As a child my ability to write a decent essay was limited by my clearly deficient imagination. If I was asked to do a descriptive piece I was fine; and if I had to write an essay on the growth of trade unions (my excellent history teacher came from a family steeped in unionism: her name was Mrs Miliband, which probably says it all) I had no trouble with factual prose. But asked to be more inventive and my inspiration dried up. As a physicist, I have not worried too much since my school days about my inability to fabricate a good story. It isn’t a facility worth much to me. However, of late I have found a new way to express myself through a blog, and now I can give rein to descriptions of personality traits as I finally bring to the fore my species recognition – refined through my years as a birdwatcher – in describing my fellow academics. I don’t mean to strike terror into their hearts by fictionalising some of their more idiosyncratic failings, but it is nevertheless a pleasure to be able to remember how to write descriptive prose and liberate this long suppressed part of myself.
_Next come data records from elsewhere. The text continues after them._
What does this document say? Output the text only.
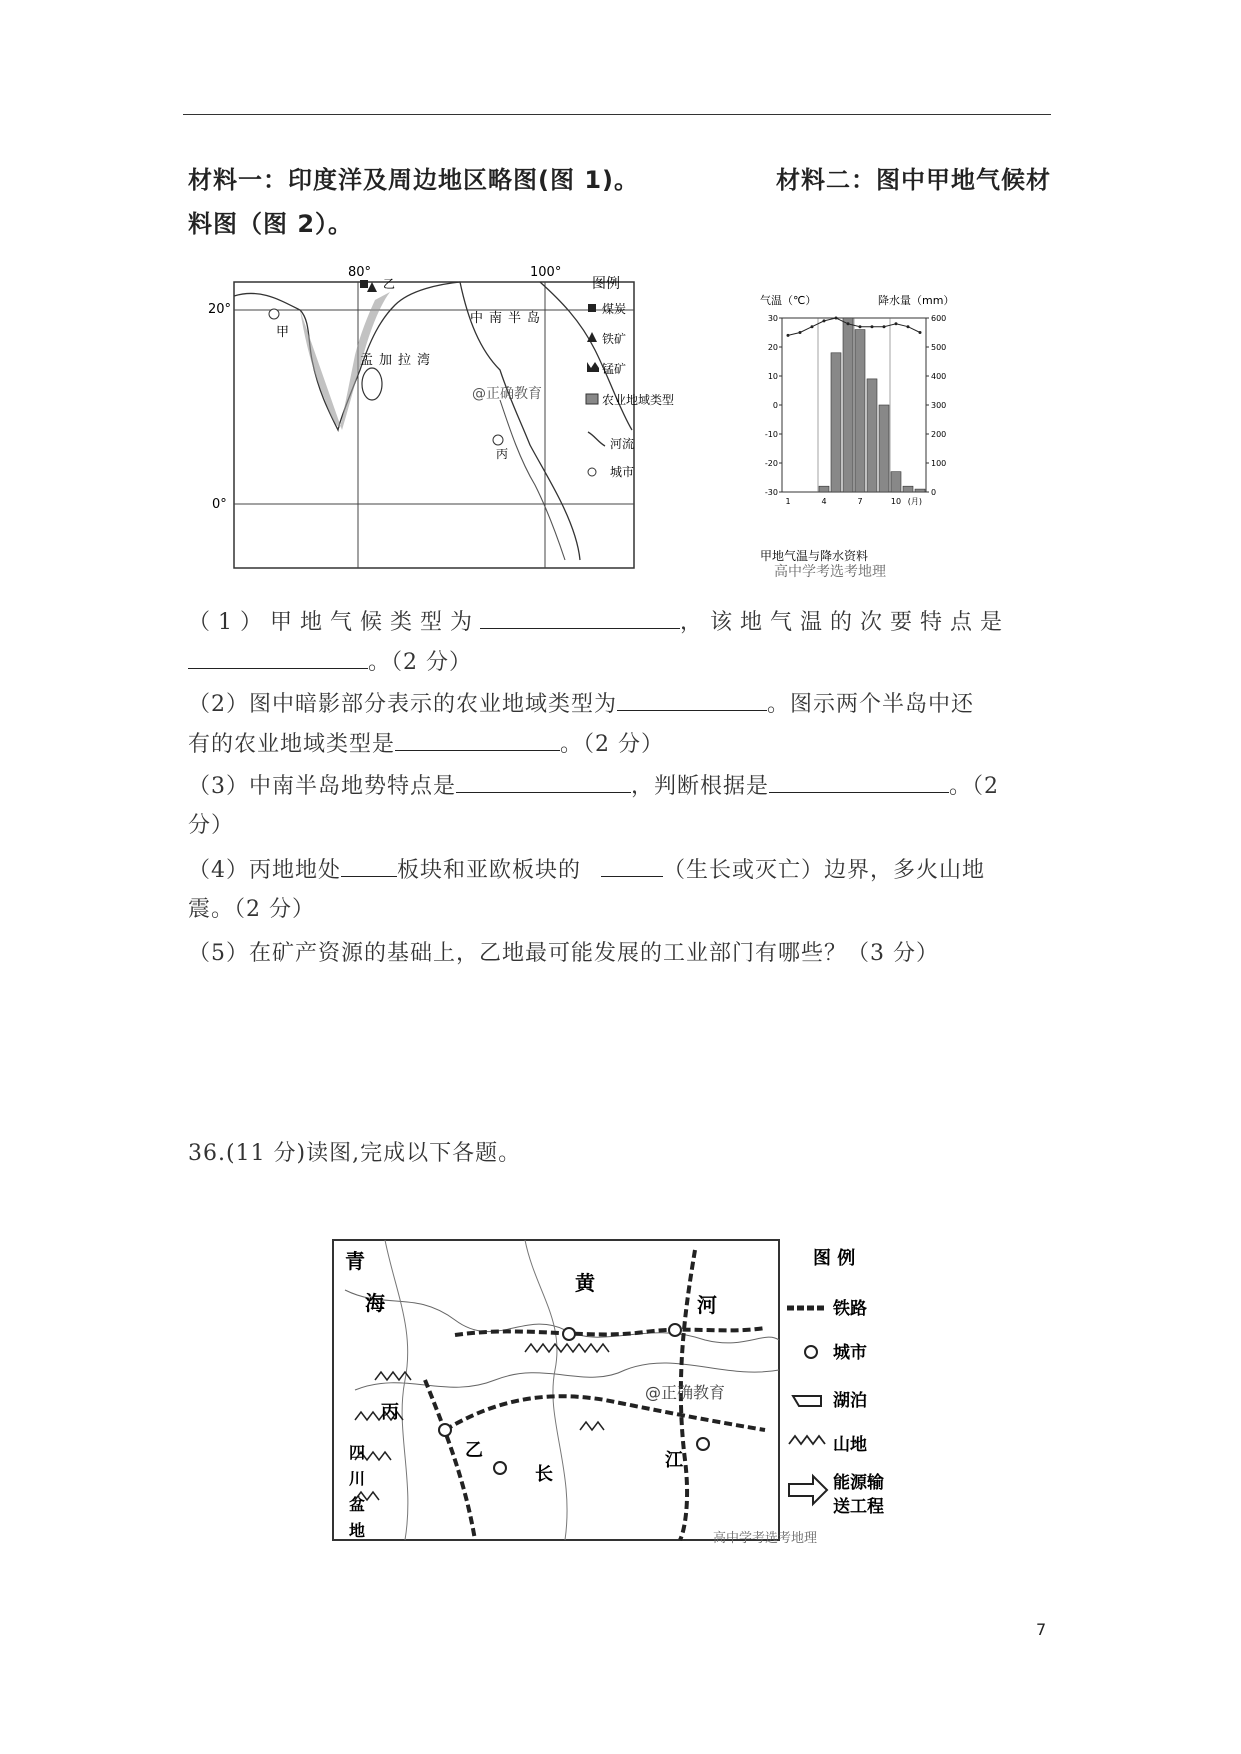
材料一：印度洋及周边地区略图(图 1)。	材料二：图中甲地气候材
料图（图 2）。
80°	100°
20°
0°
甲
乙
孟加拉湾
中南半岛
@正确教育
丙
图例
煤炭
铁矿
锰矿
农业地域类型
河流
城市
气温（℃）	降水量（mm）
30
20
10
0
-10
-20
-30
600
500
400
300
200
100
0
1	4	7	10 (月)
甲地气温与降水资料
高中学考选考地理
（1）甲地气候类型为	，该地气温的次要特点是
。（2 分）
（2）图中暗影部分表示的农业地域类型为	。图示两个半岛中还
有的农业地域类型是	。（2 分）
（3）中南半岛地势特点是	，判断根据是	。（2
分）
（4）丙地地处	板块和亚欧板块的	（生长或灭亡）边界，多火山地
震。（2 分）
（5）在矿产资源的基础上，乙地最可能发展的工业部门有哪些？（3 分）
36.(11 分)读图,完成以下各题。
青
海
黄
河
丙
乙
长
江
四
川
盆
地
@正确教育
图 例
铁路
城市
湖泊
山地
能源输
送工程
高中学考选考地理
7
I can understand why, when the secretary to a research council committee I was chairing drew attention to my blog, with its caricatures of committee member types, people started looking worried and fussing around with Google on their laptops surreptitiously, but I try not to be too obviously personal in my descriptions. I don’t intend the sketches to be identifiably any particular individual so much as generic types.
So, whereas if I were to describe that magisterial short-eared owl prowling over the Norfolk marshes, I would want to be precise and comprehensive in my description, that does not apply to my people-watching sketches; they are merely sketches, vague outlines, no more. I hope.